Carol Sue Stayrook-Hobbs, an employee of Prairie Harvest and
member of the Newton board of education, has been commuting by bicycle since
before her downtown job surfaced more than two years ago.
“When I worked for the Newton Medical Center child-care facility, it was a four-mile ride,” Hobbs said. “The one thing you have to consider is time. Today I drove because I was going to be at the high school, district office, here and at church. I had too many places I had to be.” But this month she’s riding her bike to many
destinations. Aside from the health benefits of exercise and the
cost-savings of not buying gas for a car, there is a new incentive for those who
want to commute by bicycle. Beginning Jan. 1, employees who regularly use
their bicycles to get to and from work are eligible for a $20-a-month, tax-free
reimbursement from their employers for bicycle-related expenses. Employers don’t
have to offer the reimbursement. Participating employers will, in turn, be
able to deduct the expense from their federal taxes. According to the
National Center for Bicycling and Walking, few employers know about the
reimbursement allowance. Rich Hanley, director of aging for Harvey County,
has made the county aware of the program. Hanley rides his bike three miles
to work between three and four times a week.

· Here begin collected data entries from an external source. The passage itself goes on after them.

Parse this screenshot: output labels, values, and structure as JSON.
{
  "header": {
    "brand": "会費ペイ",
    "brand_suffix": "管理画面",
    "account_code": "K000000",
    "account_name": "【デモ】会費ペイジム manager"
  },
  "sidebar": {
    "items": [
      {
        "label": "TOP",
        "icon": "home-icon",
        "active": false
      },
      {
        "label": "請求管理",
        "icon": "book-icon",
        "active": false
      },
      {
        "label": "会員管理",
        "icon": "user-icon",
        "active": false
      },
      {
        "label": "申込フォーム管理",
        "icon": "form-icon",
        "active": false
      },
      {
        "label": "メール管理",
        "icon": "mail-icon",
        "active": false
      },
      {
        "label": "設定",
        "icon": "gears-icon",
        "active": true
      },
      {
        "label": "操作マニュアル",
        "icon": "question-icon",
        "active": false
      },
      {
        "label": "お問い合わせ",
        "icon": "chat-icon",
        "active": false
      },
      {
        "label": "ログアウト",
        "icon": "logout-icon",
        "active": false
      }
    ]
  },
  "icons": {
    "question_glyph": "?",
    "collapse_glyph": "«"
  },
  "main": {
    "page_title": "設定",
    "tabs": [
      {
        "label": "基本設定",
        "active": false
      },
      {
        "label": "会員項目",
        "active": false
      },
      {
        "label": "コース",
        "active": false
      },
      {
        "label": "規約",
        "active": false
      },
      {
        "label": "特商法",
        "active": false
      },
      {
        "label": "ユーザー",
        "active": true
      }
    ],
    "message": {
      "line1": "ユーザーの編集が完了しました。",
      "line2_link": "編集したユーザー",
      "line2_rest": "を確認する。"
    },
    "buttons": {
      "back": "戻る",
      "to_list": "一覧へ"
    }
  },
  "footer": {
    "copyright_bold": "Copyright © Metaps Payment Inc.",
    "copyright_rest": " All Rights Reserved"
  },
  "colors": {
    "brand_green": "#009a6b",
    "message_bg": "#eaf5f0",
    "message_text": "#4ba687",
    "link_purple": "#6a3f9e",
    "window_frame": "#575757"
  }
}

“As soon as the weather gets better, I will ride a lot,” Hanley said. “When it gets below freezing, I don’t ride as much. But we did have a woman in here the other day who is over 70 and rides her bike all the time.”
He said there are expenses that cyclists incur — which is why the reimbursement would be a good thing for employers to consider. “Throughout the year, you need different kinds of tires to adapt with the weather,” Hanley said. “One of the biggest items is warmer clothes. They need to flexible and not bulky.”
Hobbs, who at one time co-owned a
bicycle shop in Newton, said cyclists should schedule regular maintenance — an
annual checkup of the chain and bearings.
They also should keep fresh
batteries for lights. “I commute at night sometimes,” Hobbs said. “You need
a front headlight and rear lights on your bike.”
But those expenses are not the only ones employers can choose to reimburse bicycle commuters. Employers
may reimburse employees for expenses, including equipment and bike purchases,
bicycle parking, repairs, shower facilities and storage. The Bicycle
Commuter Act was part of the larger set of Renewable Energy Tax Credit
Initiatives included in the Emergency Economic Stabilization Act of 2008, signed
into law by President Bush in early October. Section 211 of that act allows
for a “qualified bicycle commuting reimbursement” for “reasonable expenses
incurred by the employee ... for the purchase of a bicycle and bicycle
improvements, repair, and storage, if such bicycle is regularly used for travel
between the employee’s residence and place of employment.”
The Bicycle Commuter Act is an extension of a transportation fringe benefit law that gives tax breaks to employers for setting up car pools, van pools, and other plans for
reducing traffic congestion. The total anticipated cost of the provision,
estimated by the Joint Committee on Taxation, is $1 million per year.
“There are a lot of inexpensive ways to encourage more bicycle commuting, and this
benefit could encourage efforts in that direction,” Sharon Roerty, NCBW’s
executive director, stated in a news release. “More people might give bicycle
commuting a try if they know their business supports it, even at this basic
level.” The benefit is an optional benefit — businesses are not required to
offer it in any way. “It’s still up to employers to implement the subsidy,
and up to bicycle-commuting employees to request it,” Roerty said.
The NCBW has posted a page with links to additional information concerning the bicycle commuter benefit at www.bikewalk.org/bca.php.